We wandered through the courtyard of the castle, while googling some information about it. We learned that Vajdahunyad Castle is relatively new, as it was built in 1896 for the Millennial Exhibition which celebrated the 1,000 years of Hungary since the Hungarian Conquest of the Carpathian Basin in 895. Interestingly, it also houses the largest agricultural museum in Europe. No time (or interest) for that though. The spa was calling our names.

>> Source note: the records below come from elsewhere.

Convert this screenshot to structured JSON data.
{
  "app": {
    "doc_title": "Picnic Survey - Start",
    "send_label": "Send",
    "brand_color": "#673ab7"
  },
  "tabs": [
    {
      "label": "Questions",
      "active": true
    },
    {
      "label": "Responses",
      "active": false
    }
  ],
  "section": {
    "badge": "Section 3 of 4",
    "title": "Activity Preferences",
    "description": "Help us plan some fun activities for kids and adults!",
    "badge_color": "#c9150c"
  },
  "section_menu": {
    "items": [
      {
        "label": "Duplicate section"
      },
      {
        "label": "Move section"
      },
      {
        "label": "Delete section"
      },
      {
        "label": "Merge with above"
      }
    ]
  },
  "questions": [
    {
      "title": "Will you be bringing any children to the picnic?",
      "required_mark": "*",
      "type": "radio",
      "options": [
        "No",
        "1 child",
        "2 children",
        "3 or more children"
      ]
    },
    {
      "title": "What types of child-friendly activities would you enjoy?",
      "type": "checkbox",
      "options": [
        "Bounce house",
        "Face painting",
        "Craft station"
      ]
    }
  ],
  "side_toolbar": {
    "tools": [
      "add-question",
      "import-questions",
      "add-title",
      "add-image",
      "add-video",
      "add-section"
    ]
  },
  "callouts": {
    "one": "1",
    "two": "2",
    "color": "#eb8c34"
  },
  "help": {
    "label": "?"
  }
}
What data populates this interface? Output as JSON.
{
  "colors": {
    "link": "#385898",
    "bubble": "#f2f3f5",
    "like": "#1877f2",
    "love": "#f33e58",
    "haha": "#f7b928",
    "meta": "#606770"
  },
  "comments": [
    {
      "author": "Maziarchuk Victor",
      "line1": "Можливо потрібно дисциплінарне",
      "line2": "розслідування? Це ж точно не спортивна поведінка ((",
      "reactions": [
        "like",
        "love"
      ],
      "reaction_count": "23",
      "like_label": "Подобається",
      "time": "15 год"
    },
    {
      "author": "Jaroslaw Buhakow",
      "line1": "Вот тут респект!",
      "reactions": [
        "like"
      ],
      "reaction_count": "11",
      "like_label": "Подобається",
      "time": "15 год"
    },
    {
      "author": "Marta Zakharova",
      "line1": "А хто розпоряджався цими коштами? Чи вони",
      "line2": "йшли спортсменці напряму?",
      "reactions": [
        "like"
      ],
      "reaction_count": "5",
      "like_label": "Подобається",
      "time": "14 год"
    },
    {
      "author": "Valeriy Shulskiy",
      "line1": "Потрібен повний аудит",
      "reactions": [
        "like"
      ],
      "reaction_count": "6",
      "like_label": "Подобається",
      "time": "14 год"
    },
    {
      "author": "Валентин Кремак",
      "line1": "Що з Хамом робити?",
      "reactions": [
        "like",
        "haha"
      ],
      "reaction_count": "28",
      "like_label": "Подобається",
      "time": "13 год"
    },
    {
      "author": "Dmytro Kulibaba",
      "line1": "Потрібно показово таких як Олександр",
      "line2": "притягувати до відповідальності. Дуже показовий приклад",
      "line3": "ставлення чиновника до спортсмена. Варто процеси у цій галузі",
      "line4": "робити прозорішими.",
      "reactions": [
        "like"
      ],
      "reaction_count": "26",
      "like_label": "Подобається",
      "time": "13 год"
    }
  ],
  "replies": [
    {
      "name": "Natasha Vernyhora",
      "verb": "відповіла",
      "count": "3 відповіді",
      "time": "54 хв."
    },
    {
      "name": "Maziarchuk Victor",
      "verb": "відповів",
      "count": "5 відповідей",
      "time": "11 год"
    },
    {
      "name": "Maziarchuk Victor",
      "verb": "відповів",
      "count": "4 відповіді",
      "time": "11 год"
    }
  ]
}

Here we are walking into Szechenyi Thermal Bath. Unbeknownst to me until researching Budapest prior to our trip, Budapest is renowned for its thermal baths and natural springs. These bath houses are very elaborate, and thankfully swimsuits are required. (This is not the case in the spas in our part of Europe, from what I have heard.) Despite the Baroque Architecture, this thermal spa was actually built in the early 1900's, and is still today considered the largest medicinal bath in Europe. And huge it was. We actually got lost for a while before we finally figured out how to get to the outside bath pool.

So it was basically a giant over-crowded warm pool. But the weather was nice so we went for a dip and soaked up some sun before we headed back inside for our massages.

After dinner that night, my friends went to check out one of the famous ruin pubs while I elected to go my own way and visit the New York Cafe that I had read so much about. Since I had an early flight the next day, I realized this would be my last opportunity to see it.

I walked inside and the interior certainly lived up to my expectations. Nicknamed The Most Beautiful Cafe in the World, I can definitely see how it gained that reputation. I was promptly and politely escorted to a table, where I proceeded to order the most expensive, but sadly not the most impressive, hot chocolate of my life. However, the elaborate atmosphere did adequately compensate for my lackluster-tasting drink.

So that concludes our trip! Budapest is definitely a city I want to come back to. Two days was sufficient enough to get a taste, both literally and figuratively, but I left craving more! So I have a feeling I will be back with Thomas in the future. Szia, Budapest!